What are BLNK's key strengths?
Claude: Massive revenue growth of 544,742% YoY indicating strong market adoption and business scaling. Healthy 32% gross margin demonstrating viable product unit economics. ChatGPT: Low long-term debt and minimal balance sheet leverage. Current ratio and quick ratio indicate adequate near-term liquidity.
What are the risks of investing in BLNK?
Claude: Deeply unprofitable with -55.6% net margin and $11.8M operating losses on $20.8M revenue indicating severe operational inefficiency. Negative free cash flow of -$961K despite positive operating cash flow reveals capital-intensive model is cash-destructive and unsustainable.

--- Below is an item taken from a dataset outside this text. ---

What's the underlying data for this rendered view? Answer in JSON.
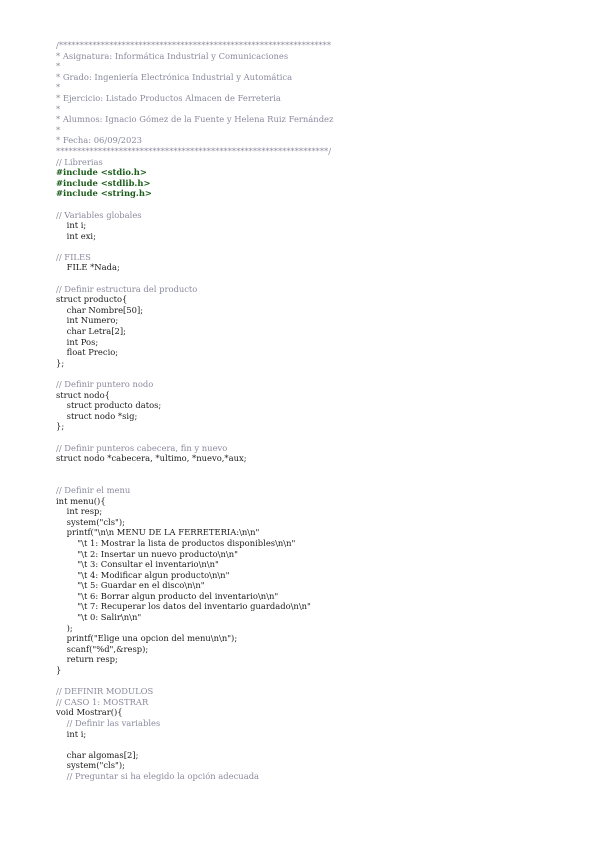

ChatGPT: Severely negative operating and net margins suggest the business model is not yet economically sustainable. Negative operating cash flow and deeply negative free cash flow increase funding risk if losses persist.

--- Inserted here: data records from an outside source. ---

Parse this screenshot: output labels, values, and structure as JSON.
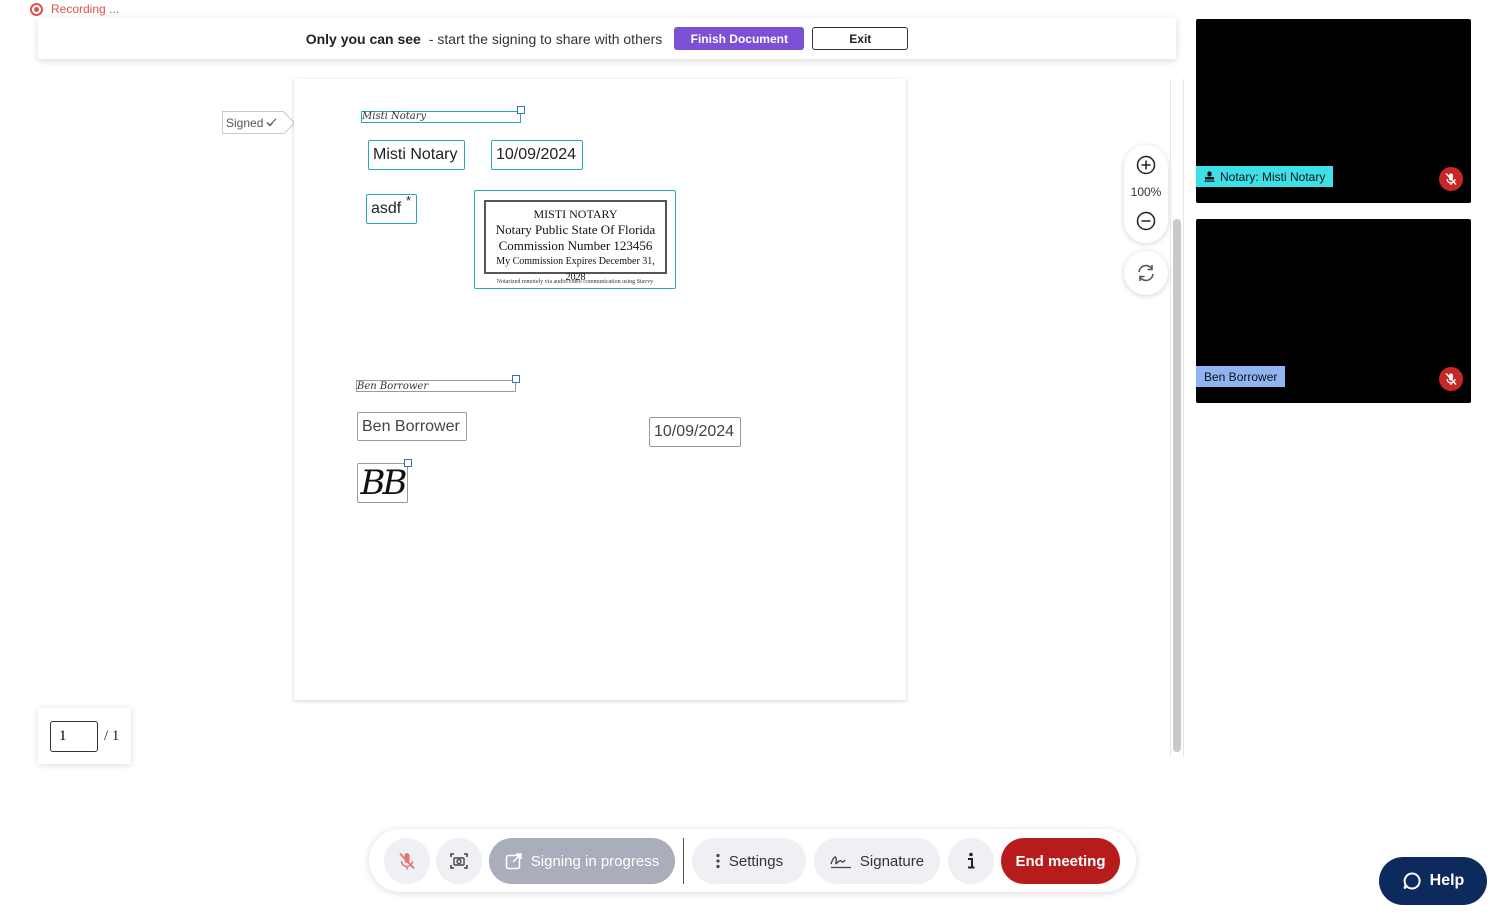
{
  "recording": {
    "label": "Recording ..."
  },
  "banner": {
    "bold_text": "Only you can see",
    "sub_text": "- start the signing to share with others",
    "finish_label": "Finish Document",
    "exit_label": "Exit"
  },
  "document": {
    "signed_tag": "Signed",
    "notary_signature": "Misti Notary",
    "notary_name": "Misti Notary",
    "notary_date": "10/09/2024",
    "notary_initial_field": "asdf",
    "required_mark": "*",
    "seal": {
      "line1": "MISTI NOTARY",
      "line2": "Notary Public State Of Florida",
      "line3": "Commission Number 123456",
      "line4": "My Commission Expires December 31, 2028",
      "footer": "Notarized remotely via audio/video communication using Stavvy"
    },
    "borrower_signature": "Ben Borrower",
    "borrower_name": "Ben Borrower",
    "borrower_date": "10/09/2024",
    "borrower_initials": "BB"
  },
  "zoom": {
    "level": "100%"
  },
  "pager": {
    "current": "1",
    "total": "/ 1"
  },
  "participants": [
    {
      "label": "Notary: Misti Notary",
      "tag_color": "#3ee0e8",
      "icon": "stamp-icon"
    },
    {
      "label": "Ben Borrower",
      "tag_color": "#8fb5f0"
    }
  ],
  "toolbar": {
    "signing_label": "Signing in progress",
    "settings_label": "Settings",
    "signature_label": "Signature",
    "end_label": "End meeting"
  },
  "help": {
    "label": "Help"
  },
  "colors": {
    "accent": "#7b4fd6",
    "end": "#b71c1c",
    "help": "#0d2a5c",
    "field_border": "#29a7b5"
  }
}
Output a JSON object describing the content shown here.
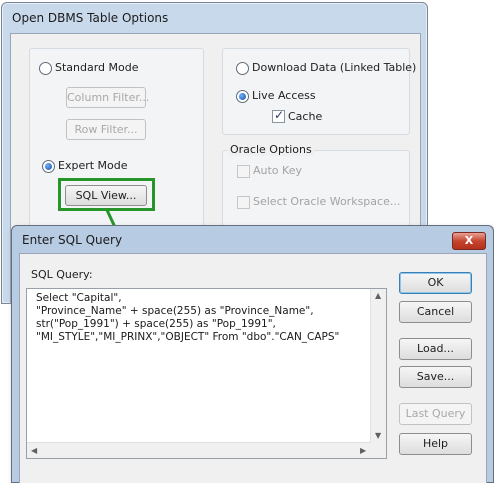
{
  "back_dialog": {
    "title": "Open DBMS Table Options",
    "standard_mode": "Standard Mode",
    "column_filter": "Column Filter...",
    "row_filter": "Row Filter...",
    "expert_mode": "Expert Mode",
    "sql_view": "SQL View...",
    "download_data": "Download Data (Linked Table)",
    "live_access": "Live Access",
    "cache": "Cache",
    "oracle_options": "Oracle Options",
    "auto_key": "Auto Key",
    "select_workspace": "Select Oracle Workspace..."
  },
  "front_dialog": {
    "title": "Enter SQL Query",
    "close": "X",
    "sql_query_label": "SQL Query:",
    "sql_text": "Select \"Capital\",\n\"Province_Name\" + space(255) as \"Province_Name\",\nstr(\"Pop_1991\") + space(255) as \"Pop_1991\",\n\"MI_STYLE\",\"MI_PRINX\",\"OBJECT\" From \"dbo\".\"CAN_CAPS\"",
    "ok": "OK",
    "cancel": "Cancel",
    "load": "Load...",
    "save": "Save...",
    "last_query": "Last Query",
    "help": "Help"
  },
  "colors": {
    "highlight": "#27962a",
    "arrow": "#27962a"
  }
}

What is BLNK's revenue and growth?
Blink Charging Co. reported revenue of $20.8M.
Does BLNK pay dividends?
Blink Charging Co. does not currently pay dividends.
Where can I find BLNK SEC filings?
Official SEC filings for Blink Charging Co. (CIK: 0001429764) including 10-K, 10-Q, and 8-K reports are available on SEC EDGAR.
What is BLNK's EPS?
Blink Charging Co. has a diluted EPS of $-0.08.
How is the AI analysis conducted?
Two independent AI systems — Claude (Anthropic) and ChatGPT (OpenAI) — analyze SEC EDGAR filings including 10-K annual reports and 10-Q quarterly reports. Each AI evaluates financial health, profitability ratios, balance sheet strength, and growth metrics. The combined grade reflects both perspectives for balanced insights.
What is BLNK's fundamental grade?
Based on our AI fundamental analysis in June 2026, Blink Charging Co. has a C grade with 86% confidence. Review the strengths and risks sections above for full context. This is not investment advice.
Is BLNK stock overvalued or undervalued?
Valuation metrics for BLNK: ROE of -21.4% (sector avg: 10%), net margin of -55.6% (sector avg: 12%). Compare these metrics with sector averages to assess valuation.
What is BLNK's AI grade for 2026?
Our dual AI analysis gives Blink Charging Co. a combined C grade for 2026. Revenue is data pending, with profitability at or below sector average. Always conduct your own research.
What is BLNK's free cash flow?
Blink Charging Co.'s operating cash flow is $671.0K, with capital expenditures of $1.6M. FCF margin is -4.6%.
How does BLNK compare to other Utilities stocks?
Vs Utilities sector averages: Net margin -55.6% (avg: 12%), ROE -21.4% (avg: 10%), current ratio 1.23 (avg: 0.8).